Agarwal Samagra, Sharma Sanchit, Kumar Manoj, Venishetty Shantan, Bhardwaj Ankit, Kaushal Kanav, Gopi Srikanth, Mohta Srikant, Gunjan Deepak, Saraya Anoop, Sarin Shiv Kumar
Department of Gastroenterology and Human Nutrition Unit, All India Institute of Medical Sciences, New Delhi, India.
Department of Hepatology and Liver Transplantation, Institute of Liver and Biliary Sciences, New Delhi, India.
J Gastroenterol Hepatol. 2021 Oct;36(10):2935-2942. doi: 10.1111/jgh.15560. Epub 2021 Jun 13.
Risk stratification beyond the endoscopic classification of esophageal varices (EVs) to predict first episode of variceal bleeding (VB) is currently limited in patients with compensated advanced chronic liver disease (cACLD). We aimed to assess if machine learning (ML) could be used for predicting future VB more accurately.

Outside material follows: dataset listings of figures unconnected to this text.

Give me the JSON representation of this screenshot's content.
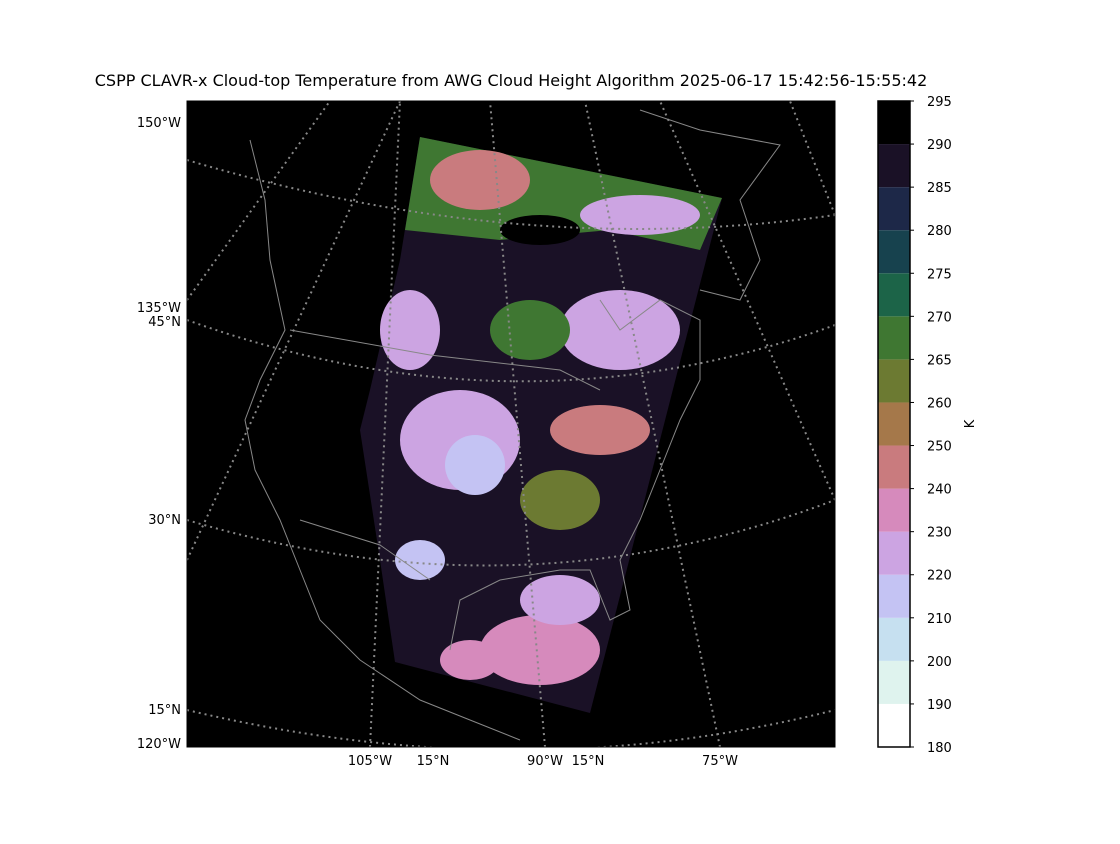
{
  "title": "CSPP CLAVR-x Cloud-top Temperature from AWG Cloud Height Algorithm 2025-06-17 15:42:56-15:55:42",
  "map": {
    "left_labels": [
      "150°W",
      "135°W",
      "45°N",
      "30°N",
      "15°N",
      "120°W"
    ],
    "bottom_labels": [
      "105°W",
      "15°N",
      "90°W",
      "15°N",
      "75°W"
    ]
  },
  "colorbar": {
    "label": "K",
    "ticks": [
      180,
      190,
      200,
      210,
      220,
      230,
      240,
      250,
      260,
      265,
      270,
      275,
      280,
      285,
      290,
      295
    ],
    "colors": [
      "#ffffff",
      "#dff3ee",
      "#c6e0f0",
      "#c4c3f3",
      "#cca4e2",
      "#d68abc",
      "#c97b7e",
      "#a5784a",
      "#6c7a32",
      "#3f7732",
      "#1c6448",
      "#17424e",
      "#1d2848",
      "#1a1126",
      "#000000"
    ]
  }
}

In this retrospective analysis, data from patients of cACLD with EVs, laboratory parameters and liver stiffness measurement (LSM) were used to generate an extreme-gradient boosting (XGBoost) algorithm to predict the risk of VB. The performance characteristics of ML and endoscopic classification were compared in internal and external validation cohorts. Bleeding rates were estimated in subgroups identified upon risk stratification with combination of model and endoscopic classification.

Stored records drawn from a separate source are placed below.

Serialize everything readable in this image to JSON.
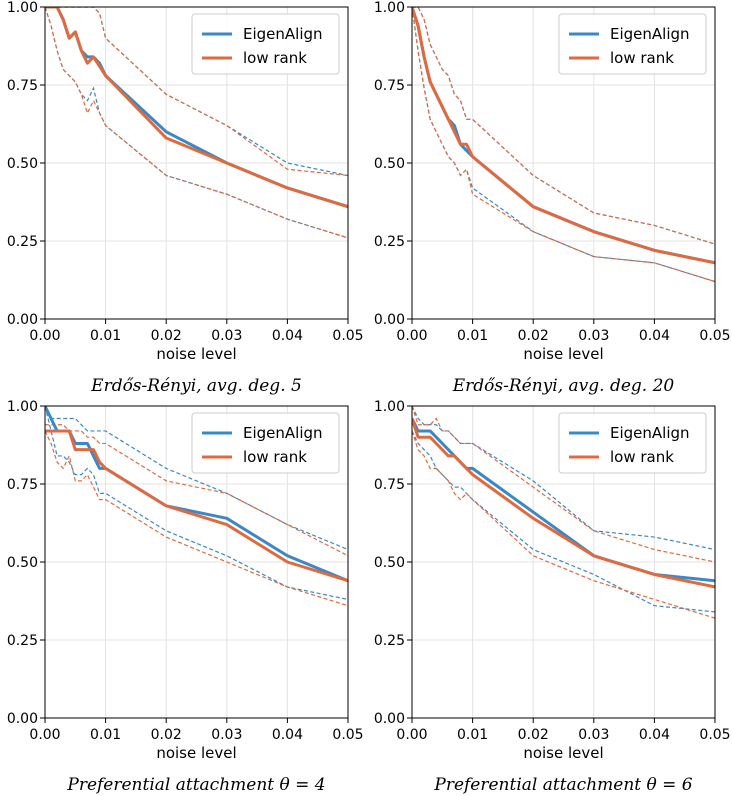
{
  "colors": {
    "blue": "#3a88c7",
    "orange": "#e06a3f",
    "lowrank_band_lower": "#c47a55"
  },
  "chart_data": [
    {
      "type": "line",
      "title": "",
      "caption": "Erdős-Rényi, avg. deg. 5",
      "xlabel": "noise level",
      "ylabel": "",
      "xlim": [
        0,
        0.05
      ],
      "ylim": [
        0,
        1
      ],
      "xticks": [
        "0.00",
        "0.01",
        "0.02",
        "0.03",
        "0.04",
        "0.05"
      ],
      "yticks": [
        "0.00",
        "0.25",
        "0.50",
        "0.75",
        "1.00"
      ],
      "grid": true,
      "legend": {
        "position": "top-right",
        "entries": [
          "EigenAlign",
          "low rank"
        ]
      },
      "x": [
        0,
        0.001,
        0.002,
        0.003,
        0.004,
        0.005,
        0.006,
        0.007,
        0.008,
        0.009,
        0.01,
        0.02,
        0.03,
        0.04,
        0.05
      ],
      "series": [
        {
          "name": "EigenAlign",
          "mean": [
            1.0,
            1.0,
            1.0,
            0.96,
            0.9,
            0.92,
            0.86,
            0.84,
            0.84,
            0.82,
            0.78,
            0.6,
            0.5,
            0.42,
            0.36
          ],
          "upper": [
            1.0,
            1.0,
            1.0,
            1.0,
            1.0,
            1.0,
            1.0,
            1.0,
            1.0,
            0.98,
            0.9,
            0.72,
            0.62,
            0.5,
            0.46
          ],
          "lower": [
            1.0,
            0.94,
            0.86,
            0.8,
            0.78,
            0.76,
            0.72,
            0.7,
            0.74,
            0.66,
            0.62,
            0.46,
            0.4,
            0.32,
            0.26
          ]
        },
        {
          "name": "low rank",
          "mean": [
            1.0,
            1.0,
            1.0,
            0.96,
            0.9,
            0.92,
            0.86,
            0.82,
            0.84,
            0.81,
            0.78,
            0.58,
            0.5,
            0.42,
            0.36
          ],
          "upper": [
            1.0,
            1.0,
            1.0,
            1.0,
            1.0,
            1.0,
            1.0,
            1.0,
            1.0,
            0.98,
            0.9,
            0.72,
            0.62,
            0.48,
            0.46
          ],
          "lower": [
            1.0,
            0.94,
            0.86,
            0.8,
            0.78,
            0.76,
            0.72,
            0.66,
            0.7,
            0.66,
            0.62,
            0.46,
            0.4,
            0.32,
            0.26
          ]
        }
      ]
    },
    {
      "type": "line",
      "title": "",
      "caption": "Erdős-Rényi, avg. deg. 20",
      "xlabel": "noise level",
      "ylabel": "",
      "xlim": [
        0,
        0.05
      ],
      "ylim": [
        0,
        1
      ],
      "xticks": [
        "0.00",
        "0.01",
        "0.02",
        "0.03",
        "0.04",
        "0.05"
      ],
      "yticks": [
        "0.00",
        "0.25",
        "0.50",
        "0.75",
        "1.00"
      ],
      "grid": true,
      "legend": {
        "position": "top-right",
        "entries": [
          "EigenAlign",
          "low rank"
        ]
      },
      "x": [
        0,
        0.001,
        0.002,
        0.003,
        0.004,
        0.005,
        0.006,
        0.007,
        0.008,
        0.009,
        0.01,
        0.02,
        0.03,
        0.04,
        0.05
      ],
      "series": [
        {
          "name": "EigenAlign",
          "mean": [
            1.0,
            0.94,
            0.84,
            0.76,
            0.72,
            0.68,
            0.64,
            0.62,
            0.56,
            0.54,
            0.52,
            0.36,
            0.28,
            0.22,
            0.18
          ],
          "upper": [
            1.0,
            1.0,
            0.96,
            0.88,
            0.84,
            0.8,
            0.78,
            0.72,
            0.7,
            0.64,
            0.64,
            0.46,
            0.34,
            0.3,
            0.24
          ],
          "lower": [
            1.0,
            0.86,
            0.74,
            0.64,
            0.6,
            0.56,
            0.52,
            0.5,
            0.46,
            0.48,
            0.42,
            0.28,
            0.2,
            0.18,
            0.12
          ]
        },
        {
          "name": "low rank",
          "mean": [
            1.0,
            0.94,
            0.84,
            0.76,
            0.72,
            0.68,
            0.64,
            0.6,
            0.56,
            0.56,
            0.52,
            0.36,
            0.28,
            0.22,
            0.18
          ],
          "upper": [
            1.0,
            1.0,
            0.96,
            0.88,
            0.84,
            0.8,
            0.78,
            0.72,
            0.7,
            0.64,
            0.64,
            0.46,
            0.34,
            0.3,
            0.24
          ],
          "lower": [
            1.0,
            0.86,
            0.74,
            0.64,
            0.6,
            0.56,
            0.52,
            0.5,
            0.46,
            0.48,
            0.4,
            0.28,
            0.2,
            0.18,
            0.12
          ]
        }
      ]
    },
    {
      "type": "line",
      "title": "",
      "caption": "Preferential attachment θ = 4",
      "xlabel": "noise level",
      "ylabel": "",
      "xlim": [
        0,
        0.05
      ],
      "ylim": [
        0,
        1
      ],
      "xticks": [
        "0.00",
        "0.01",
        "0.02",
        "0.03",
        "0.04",
        "0.05"
      ],
      "yticks": [
        "0.00",
        "0.25",
        "0.50",
        "0.75",
        "1.00"
      ],
      "grid": true,
      "legend": {
        "position": "top-right",
        "entries": [
          "EigenAlign",
          "low rank"
        ]
      },
      "x": [
        0,
        0.001,
        0.002,
        0.003,
        0.004,
        0.005,
        0.006,
        0.007,
        0.008,
        0.009,
        0.01,
        0.02,
        0.03,
        0.04,
        0.05
      ],
      "series": [
        {
          "name": "EigenAlign",
          "mean": [
            1.0,
            0.96,
            0.92,
            0.92,
            0.92,
            0.88,
            0.88,
            0.88,
            0.84,
            0.8,
            0.8,
            0.68,
            0.64,
            0.52,
            0.44
          ],
          "upper": [
            1.0,
            0.96,
            0.96,
            0.96,
            0.96,
            0.96,
            0.94,
            0.92,
            0.92,
            0.92,
            0.92,
            0.8,
            0.72,
            0.62,
            0.54
          ],
          "lower": [
            1.0,
            0.92,
            0.84,
            0.84,
            0.82,
            0.78,
            0.78,
            0.8,
            0.78,
            0.72,
            0.72,
            0.6,
            0.52,
            0.42,
            0.38
          ]
        },
        {
          "name": "low rank",
          "mean": [
            0.92,
            0.92,
            0.92,
            0.92,
            0.92,
            0.86,
            0.86,
            0.86,
            0.86,
            0.82,
            0.8,
            0.68,
            0.62,
            0.5,
            0.44
          ],
          "upper": [
            0.94,
            0.94,
            0.94,
            0.94,
            0.92,
            0.92,
            0.92,
            0.9,
            0.9,
            0.88,
            0.88,
            0.76,
            0.72,
            0.62,
            0.52
          ],
          "lower": [
            0.92,
            0.88,
            0.82,
            0.8,
            0.84,
            0.76,
            0.76,
            0.78,
            0.74,
            0.7,
            0.7,
            0.58,
            0.5,
            0.42,
            0.36
          ]
        }
      ]
    },
    {
      "type": "line",
      "title": "",
      "caption": "Preferential attachment θ = 6",
      "xlabel": "noise level",
      "ylabel": "",
      "xlim": [
        0,
        0.05
      ],
      "ylim": [
        0,
        1
      ],
      "xticks": [
        "0.00",
        "0.01",
        "0.02",
        "0.03",
        "0.04",
        "0.05"
      ],
      "yticks": [
        "0.00",
        "0.25",
        "0.50",
        "0.75",
        "1.00"
      ],
      "grid": true,
      "legend": {
        "position": "top-right",
        "entries": [
          "EigenAlign",
          "low rank"
        ]
      },
      "x": [
        0,
        0.001,
        0.002,
        0.003,
        0.004,
        0.005,
        0.006,
        0.007,
        0.008,
        0.009,
        0.01,
        0.02,
        0.03,
        0.04,
        0.05
      ],
      "series": [
        {
          "name": "EigenAlign",
          "mean": [
            0.96,
            0.92,
            0.92,
            0.92,
            0.9,
            0.88,
            0.86,
            0.84,
            0.82,
            0.8,
            0.8,
            0.66,
            0.52,
            0.46,
            0.44
          ],
          "upper": [
            1.0,
            0.96,
            0.94,
            0.94,
            0.94,
            0.92,
            0.92,
            0.9,
            0.88,
            0.88,
            0.88,
            0.76,
            0.6,
            0.58,
            0.54
          ],
          "lower": [
            0.92,
            0.88,
            0.86,
            0.84,
            0.8,
            0.78,
            0.76,
            0.74,
            0.74,
            0.72,
            0.7,
            0.54,
            0.46,
            0.36,
            0.34
          ]
        },
        {
          "name": "low rank",
          "mean": [
            0.96,
            0.9,
            0.9,
            0.9,
            0.88,
            0.86,
            0.84,
            0.84,
            0.82,
            0.8,
            0.78,
            0.64,
            0.52,
            0.46,
            0.42
          ],
          "upper": [
            1.0,
            0.94,
            0.94,
            0.94,
            0.96,
            0.92,
            0.92,
            0.9,
            0.88,
            0.88,
            0.88,
            0.74,
            0.6,
            0.54,
            0.5
          ],
          "lower": [
            0.92,
            0.86,
            0.84,
            0.8,
            0.8,
            0.78,
            0.76,
            0.72,
            0.7,
            0.72,
            0.7,
            0.52,
            0.44,
            0.38,
            0.32
          ]
        }
      ]
    }
  ]
}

Eight hundred twenty-eight patients of cACLD with EVs, predominantly related to non-alcoholic fatty liver disease (28.6%), alcohol (23.7%) and hepatitis B (23.1%) were included, with 455 (55%) having the high-risk varices. Over a median follow-up of 24 (12-43) months, 163 patients developed VB. The accuracy of machine learning (ML) based model to predict future VB was 98.7 (97.4-99.5)%, 93.7 (88.8-97.2)%, and 85.7 (82.1-90.5)% in derivation (n = 497), internal validation (n = 149), and external validation (n = 182) cohorts, respectively, which was better than endoscopic classification [58.9 (55.5-62.3)%] alone. Patients stratified high risk on both endoscopy and model had 1-year and 3-year bleeding rates of 31-43% and 64-85%, respectively, whereas those stratified as low risk on both had 1-year and 3-year bleeding rates of 0-1.6% and 0-3.4%, respectively. Endoscopic classification and LSM were the major determinants of model's performance.

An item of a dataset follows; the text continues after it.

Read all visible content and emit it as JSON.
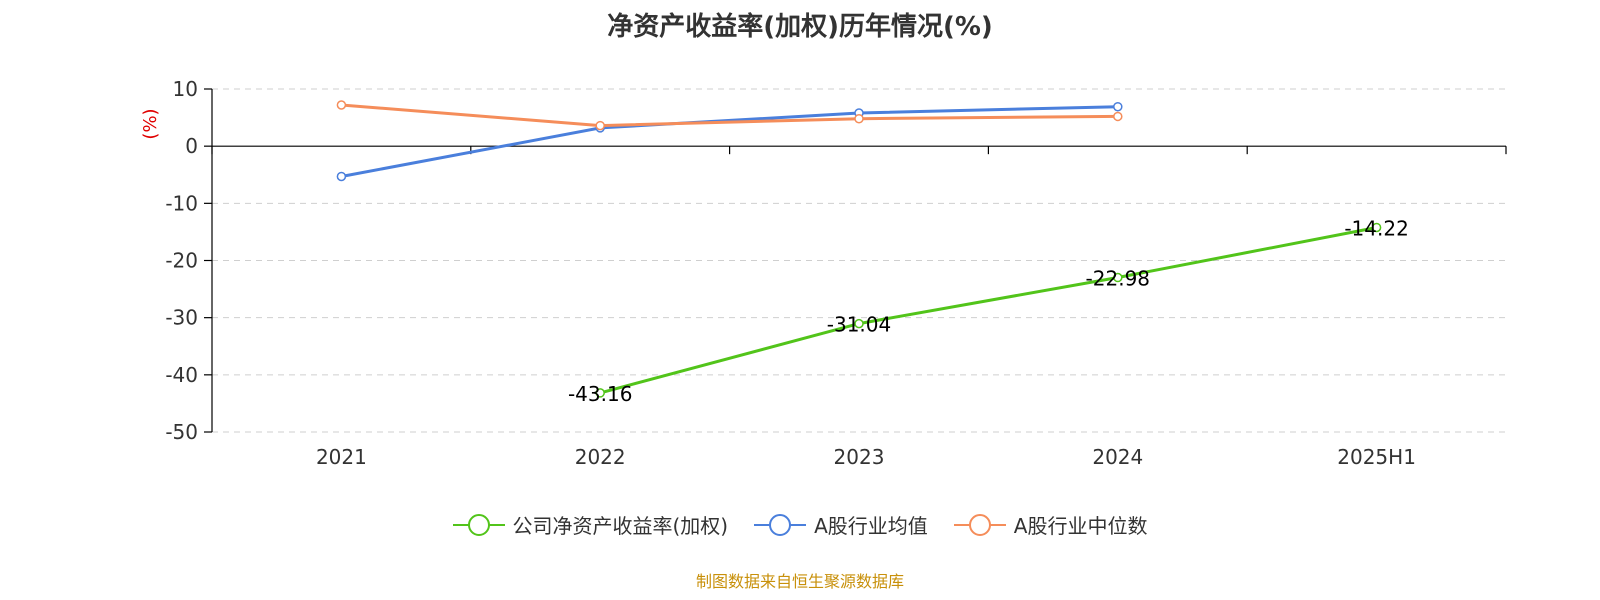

Application of ML model improved the performance of endoscopic stratification to predict VB in patients with cACLD with EVs.
在代偿期晚期慢性肝病(cACLD)患者中,目前食管静脉曲张(EV)内镜分类之外用于预测首次静脉曲张出血(VB)的风险分层方法有限。我们旨在评估机器学习(ML)是否可用于更准确地预测未来的VB。
在这项回顾性分析中,使用cACLD合并EV患者的数据、实验室参数和肝脏硬度测量(LSM)来生成极端梯度提升(XGBoost)算法,以预测VB风险。在内部和外部验证队列中比较了ML和内镜分类的性能特征。通过模型与内镜分类相结合进行风险分层确定的亚组中估计出血率。
纳入了828例cACLD合并EV的患者,主要与非酒精性脂肪性肝病(28.6%)、酒精(23.7%)和乙型肝炎(23.1%)相关,其中455例(55%)有高危静脉曲张。中位随访24(12 - 43)个月时,163例患者发生了VB。基于机器学习(ML)的模型预测未来VB的准确率在推导队列(n = 497)、内部验证队列(n = 149)和外部验证队列(n = 182)中分别为98.7(97.4 - 99.5)%、93.7(88.8 - 97.2)%和85.7(82.1 - 90.5)%,优于单独的内镜分类[58.9(55.5 - 62.3)%]。在内镜检查和模型中均分层为高风险的患者1年和3年出血率分别为31 - 43%和64 - 85%,而在内镜检查和模型中均分层为低风险的患者1年和3年出血率分别为0 - 1.6%和0 - 3.4%。内镜分类和LSM是模型性能的主要决定因素。
ML模型的应用提高了内镜分层预测cACLD合并EV患者VB的性能。